| Période de fabrication : 1850-1874 | Fabricant : Koenig | |
| Domaines : Physique | Sous-domaines : Acoustique | |
| Organisme : Musée de la Vie Bourguignonne | Ville : Dijon | |
| Modèle : Lissajous | Matériaux : Bois, Laiton, Acier |
Description
Cette boîte d'origine en bois contient six diapasons fabriqués par Rudolph Koenig. La composition de la boîte est la suivante : des diapasons Sol 2 (384 vibrations par seconde), Ut 2 (256 vibrations par seconde), Sol 1 (192 vibrations par seconde), Sol 1 (192 vibrations par seconde), Mi 1 (160 vibrations par seconde), Ut 1 (128 vibrations par seconde) ainsi qu'une boîte d'alourdisseurs. Ils permettent d'établir une note de référence. Quand un diapason produit du son, ses branches métalliques oscillent selon un mouvement harmonique simple. Un petit miroir est fixé sur le diapason. Un faisceau lumineux projeté sur ce miroir est réfléchi en direction d’un écran où il apparaît sous forme de point. Lorsque le diapason vibre, le point s’étire pour devenir une ligne horizontale. En réalité, il se déplace très rapidement de gauche à droite, mais son image à chaque emplacement persiste dans la vision du spectateur pendant une fraction de seconde de plus qu’il ne s’y trouve réellement.
Est ajouté un second diapason muni d’un miroir, placé perpendiculairement au premier, de façon à ce que le faisceau lumineux rebondisse sur le miroir du premier diapason qui oscille dans un sens, vers le miroir du second diapason où l’oscillation est perpendiculaire, jusqu’à l’écran. Sur cet écran, le spectateur voit des figures surprenantes appelées les figures de Lissajous, du nom de Jules-Antoine Lissajous qui a réalisé ces expériences au XIXème siècle.
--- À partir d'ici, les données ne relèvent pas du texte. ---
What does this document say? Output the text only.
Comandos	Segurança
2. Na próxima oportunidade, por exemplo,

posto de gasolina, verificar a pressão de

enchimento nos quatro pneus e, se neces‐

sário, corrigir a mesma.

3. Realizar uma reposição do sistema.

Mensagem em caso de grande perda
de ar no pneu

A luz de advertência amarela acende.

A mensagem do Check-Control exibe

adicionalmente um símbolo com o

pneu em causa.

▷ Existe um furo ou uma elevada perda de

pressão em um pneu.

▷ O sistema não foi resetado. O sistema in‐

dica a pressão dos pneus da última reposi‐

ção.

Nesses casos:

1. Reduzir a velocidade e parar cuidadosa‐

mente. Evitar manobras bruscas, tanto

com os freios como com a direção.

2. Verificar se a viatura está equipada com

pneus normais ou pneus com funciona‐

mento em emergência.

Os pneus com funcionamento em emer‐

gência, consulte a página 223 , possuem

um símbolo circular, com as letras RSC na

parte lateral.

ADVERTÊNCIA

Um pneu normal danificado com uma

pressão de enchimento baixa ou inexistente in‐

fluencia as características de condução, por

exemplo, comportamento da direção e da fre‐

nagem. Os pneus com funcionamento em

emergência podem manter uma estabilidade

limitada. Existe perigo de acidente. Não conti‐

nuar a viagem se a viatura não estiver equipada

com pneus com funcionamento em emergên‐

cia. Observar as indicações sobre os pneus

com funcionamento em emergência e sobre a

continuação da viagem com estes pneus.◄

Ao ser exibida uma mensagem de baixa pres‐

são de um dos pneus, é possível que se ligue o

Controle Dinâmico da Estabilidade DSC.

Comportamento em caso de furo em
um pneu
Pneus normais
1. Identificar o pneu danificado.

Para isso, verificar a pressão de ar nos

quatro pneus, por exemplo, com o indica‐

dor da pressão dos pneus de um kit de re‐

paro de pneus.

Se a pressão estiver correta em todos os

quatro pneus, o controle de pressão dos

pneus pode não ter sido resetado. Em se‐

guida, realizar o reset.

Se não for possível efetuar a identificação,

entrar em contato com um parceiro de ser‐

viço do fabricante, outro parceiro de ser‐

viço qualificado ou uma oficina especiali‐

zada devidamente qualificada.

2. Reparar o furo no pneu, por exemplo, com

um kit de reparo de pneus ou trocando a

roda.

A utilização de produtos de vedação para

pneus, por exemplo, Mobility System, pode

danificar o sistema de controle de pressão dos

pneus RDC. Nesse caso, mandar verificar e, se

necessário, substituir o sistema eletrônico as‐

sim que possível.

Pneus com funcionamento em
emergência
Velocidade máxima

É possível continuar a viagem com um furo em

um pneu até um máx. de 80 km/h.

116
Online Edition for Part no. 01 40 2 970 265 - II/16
Différentes combinaisons de diapasons produisent différentes courbes. Deux diapasons identiques qui vibrent au même volume produisent des sinusoïdes identiques : la courbe ressemble à une une courbe plane fermée appelée une ellispe, une droite ou un cercle en fonction du point de départ de l’oscillation. Lorsque un diapason oscille au double de la fréquence de l’autre, les courbes prennent la forme d’une parabole ou d’un 8. En fonction, des rapports de fréquence, les figures sont différentes.
Utilisation
Ces diapasons étaient utilisés pour mettre en œuvre l’expérience de Lissajous visant à observer les vibrations elliptiques. Ces diapasons étaient utilisés en physique à l'université de Dijon en travaux pratiques et pour la recherche. Ils permettaient de donner des fréquences de référence. Ils étaient utilisés dans n'importe quel domaine physique, s'il est possible de le transformer en un phénomène vibratoire dont la fréquence est proche ou multiple de celle des diapasons.